Ausdance Vic: We’re curious about your work from 2017, “Virtual Dance Class”. Audiences were holding onto a dance barre with a headset covering their eyes. Can you tell us more about this?

Gülsen: Yes, that was a fun collaboration with Viv Rogis back when we worked in the same group show, called Dance X, at Yarra Ranges Museum. The shared focus of our work was participatory experiences for audiences to explore dance and choreography.

Viv was already making work with 360 video, and I thought it would be interesting to work with this and the phone media ‘VR’ player to recreate a youth ballet dance class in the gallery.

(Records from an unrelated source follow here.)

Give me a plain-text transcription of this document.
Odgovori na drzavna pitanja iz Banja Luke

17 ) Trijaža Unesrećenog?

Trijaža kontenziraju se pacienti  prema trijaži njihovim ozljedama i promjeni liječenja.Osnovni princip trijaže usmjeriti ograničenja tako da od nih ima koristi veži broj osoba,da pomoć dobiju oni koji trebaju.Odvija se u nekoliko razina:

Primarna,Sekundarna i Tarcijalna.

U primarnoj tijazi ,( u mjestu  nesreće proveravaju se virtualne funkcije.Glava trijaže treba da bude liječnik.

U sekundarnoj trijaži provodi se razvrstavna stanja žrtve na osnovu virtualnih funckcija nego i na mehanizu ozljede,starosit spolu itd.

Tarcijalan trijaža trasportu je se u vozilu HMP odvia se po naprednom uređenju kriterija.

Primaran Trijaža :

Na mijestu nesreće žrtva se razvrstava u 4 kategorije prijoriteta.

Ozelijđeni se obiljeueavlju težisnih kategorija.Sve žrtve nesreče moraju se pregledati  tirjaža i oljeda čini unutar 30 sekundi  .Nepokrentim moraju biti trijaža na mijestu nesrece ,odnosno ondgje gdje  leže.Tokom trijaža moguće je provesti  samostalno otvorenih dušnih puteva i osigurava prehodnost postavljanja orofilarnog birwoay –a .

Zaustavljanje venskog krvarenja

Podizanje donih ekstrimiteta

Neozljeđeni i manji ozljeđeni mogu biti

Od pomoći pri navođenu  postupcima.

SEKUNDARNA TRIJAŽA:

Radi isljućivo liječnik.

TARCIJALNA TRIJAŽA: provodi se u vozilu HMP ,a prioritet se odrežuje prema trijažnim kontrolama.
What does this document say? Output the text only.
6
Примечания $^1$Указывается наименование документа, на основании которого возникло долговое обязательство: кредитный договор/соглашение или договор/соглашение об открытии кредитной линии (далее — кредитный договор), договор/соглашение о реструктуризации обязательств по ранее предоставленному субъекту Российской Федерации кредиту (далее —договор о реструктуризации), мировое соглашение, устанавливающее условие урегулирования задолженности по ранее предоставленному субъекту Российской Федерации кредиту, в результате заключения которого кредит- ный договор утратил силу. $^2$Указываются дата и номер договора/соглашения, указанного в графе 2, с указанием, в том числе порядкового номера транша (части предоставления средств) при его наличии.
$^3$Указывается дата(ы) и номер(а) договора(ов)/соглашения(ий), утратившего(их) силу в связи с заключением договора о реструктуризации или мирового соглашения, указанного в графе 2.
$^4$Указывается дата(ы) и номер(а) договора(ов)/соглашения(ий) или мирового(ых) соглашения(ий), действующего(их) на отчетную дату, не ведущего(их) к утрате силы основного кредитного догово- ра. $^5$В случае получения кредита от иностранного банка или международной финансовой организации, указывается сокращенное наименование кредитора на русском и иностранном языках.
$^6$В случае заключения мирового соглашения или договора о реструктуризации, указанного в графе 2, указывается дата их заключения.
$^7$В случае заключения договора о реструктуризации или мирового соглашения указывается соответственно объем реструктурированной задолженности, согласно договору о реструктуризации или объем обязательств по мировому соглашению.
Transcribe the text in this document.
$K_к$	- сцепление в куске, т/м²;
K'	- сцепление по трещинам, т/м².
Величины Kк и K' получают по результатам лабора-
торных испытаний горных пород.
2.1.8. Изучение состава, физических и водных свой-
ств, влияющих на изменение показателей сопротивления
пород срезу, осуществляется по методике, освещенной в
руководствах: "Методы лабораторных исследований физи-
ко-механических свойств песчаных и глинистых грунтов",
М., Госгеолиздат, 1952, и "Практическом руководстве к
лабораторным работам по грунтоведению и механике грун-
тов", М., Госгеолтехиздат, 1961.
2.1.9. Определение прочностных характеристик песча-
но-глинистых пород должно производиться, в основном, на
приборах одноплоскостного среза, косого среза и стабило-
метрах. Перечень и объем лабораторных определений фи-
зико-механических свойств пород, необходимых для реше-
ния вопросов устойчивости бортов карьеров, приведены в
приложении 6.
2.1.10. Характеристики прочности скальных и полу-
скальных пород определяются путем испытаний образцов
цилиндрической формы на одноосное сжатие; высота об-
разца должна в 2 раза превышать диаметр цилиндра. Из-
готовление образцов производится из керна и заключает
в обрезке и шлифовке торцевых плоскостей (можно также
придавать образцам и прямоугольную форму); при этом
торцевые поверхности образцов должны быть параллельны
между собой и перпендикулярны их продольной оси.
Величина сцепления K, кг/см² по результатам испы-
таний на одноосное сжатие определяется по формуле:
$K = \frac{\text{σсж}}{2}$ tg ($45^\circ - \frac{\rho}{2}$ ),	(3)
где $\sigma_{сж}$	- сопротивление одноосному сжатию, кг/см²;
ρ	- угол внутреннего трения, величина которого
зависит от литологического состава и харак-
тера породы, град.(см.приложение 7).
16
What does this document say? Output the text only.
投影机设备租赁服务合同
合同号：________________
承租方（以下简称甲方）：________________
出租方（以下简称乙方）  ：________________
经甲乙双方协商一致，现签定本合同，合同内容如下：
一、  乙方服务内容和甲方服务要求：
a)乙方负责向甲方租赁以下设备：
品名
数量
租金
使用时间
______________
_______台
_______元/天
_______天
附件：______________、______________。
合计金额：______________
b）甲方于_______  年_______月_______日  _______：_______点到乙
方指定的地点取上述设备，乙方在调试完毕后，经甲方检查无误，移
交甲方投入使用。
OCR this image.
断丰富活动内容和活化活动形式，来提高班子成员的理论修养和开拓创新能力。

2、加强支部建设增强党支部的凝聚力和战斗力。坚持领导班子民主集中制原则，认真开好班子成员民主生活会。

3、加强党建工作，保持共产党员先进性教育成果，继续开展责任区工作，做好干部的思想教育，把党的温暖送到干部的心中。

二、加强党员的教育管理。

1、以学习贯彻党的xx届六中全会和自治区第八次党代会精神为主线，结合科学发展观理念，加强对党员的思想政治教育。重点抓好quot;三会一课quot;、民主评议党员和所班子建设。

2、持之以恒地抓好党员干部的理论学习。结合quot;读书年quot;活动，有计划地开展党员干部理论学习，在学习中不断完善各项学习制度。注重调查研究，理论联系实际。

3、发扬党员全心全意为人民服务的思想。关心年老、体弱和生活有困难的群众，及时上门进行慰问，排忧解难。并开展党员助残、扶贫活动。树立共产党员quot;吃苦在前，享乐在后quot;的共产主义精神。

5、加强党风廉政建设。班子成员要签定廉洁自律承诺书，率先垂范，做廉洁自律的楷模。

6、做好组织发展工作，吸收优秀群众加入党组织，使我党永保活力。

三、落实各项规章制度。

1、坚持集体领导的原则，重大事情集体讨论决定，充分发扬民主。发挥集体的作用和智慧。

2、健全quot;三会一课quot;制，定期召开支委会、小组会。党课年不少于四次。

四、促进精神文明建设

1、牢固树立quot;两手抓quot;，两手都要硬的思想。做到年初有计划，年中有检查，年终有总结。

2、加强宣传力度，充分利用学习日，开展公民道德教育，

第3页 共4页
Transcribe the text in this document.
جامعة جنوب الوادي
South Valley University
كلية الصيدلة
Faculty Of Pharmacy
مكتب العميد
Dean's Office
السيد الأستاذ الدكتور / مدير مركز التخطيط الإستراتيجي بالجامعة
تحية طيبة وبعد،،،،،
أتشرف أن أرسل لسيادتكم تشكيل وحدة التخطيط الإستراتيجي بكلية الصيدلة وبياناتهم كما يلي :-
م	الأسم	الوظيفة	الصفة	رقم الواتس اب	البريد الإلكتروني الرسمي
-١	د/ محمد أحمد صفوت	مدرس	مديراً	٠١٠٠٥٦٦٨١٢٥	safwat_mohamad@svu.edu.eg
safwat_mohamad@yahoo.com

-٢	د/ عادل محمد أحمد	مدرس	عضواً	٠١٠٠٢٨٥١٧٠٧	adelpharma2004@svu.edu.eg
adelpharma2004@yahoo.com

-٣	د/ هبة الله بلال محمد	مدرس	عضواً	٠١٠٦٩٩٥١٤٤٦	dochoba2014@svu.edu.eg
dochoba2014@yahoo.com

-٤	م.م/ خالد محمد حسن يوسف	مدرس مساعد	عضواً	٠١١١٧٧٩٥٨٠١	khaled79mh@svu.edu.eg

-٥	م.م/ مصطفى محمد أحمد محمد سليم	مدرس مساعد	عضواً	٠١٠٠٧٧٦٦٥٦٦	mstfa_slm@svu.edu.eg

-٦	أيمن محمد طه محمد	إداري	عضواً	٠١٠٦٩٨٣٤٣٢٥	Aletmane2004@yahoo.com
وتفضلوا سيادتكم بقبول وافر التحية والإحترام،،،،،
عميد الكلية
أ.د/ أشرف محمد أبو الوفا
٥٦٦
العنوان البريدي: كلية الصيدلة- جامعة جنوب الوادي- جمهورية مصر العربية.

It provided audiences with a sense of disorientation, through the technology, but also a good dose of nostalgia, joy and voyeurism. Having the barre was an important conceptual, practical and risk-mitigating element. But it also helped add to the sense of immersion. Part of the virtual scene was anchored in the real world.

Ausdance Vic: What’s next? Do you have any new work in the pipeline?

Gülsen: I’m supporting the development of a co-designed queer temporary public artwork by artist Tay Haggarty and a group of youth collaborators as part of my role facilitating the Queer Art Collective which is a project of Burrinja Cultural Centre. I am designing and leading some workshops for TWMA outreach education program in conjunction with the TarraWarra Biennial 2023: ua usiusi fa’ava’asavili till the 16th of July.

After completing the 2023 Blue Sky Dance tour, I will begin a creative development for a new dance film. And following that, will be reworking a solo work called “Just Like You” that I made in 2019 about my name.

I hope to also develop some more ensemble dance-theatre work if I can get that funded and find a group of available dancers. Calling all dancers who like my vibe…DM @missgulsen on insta please!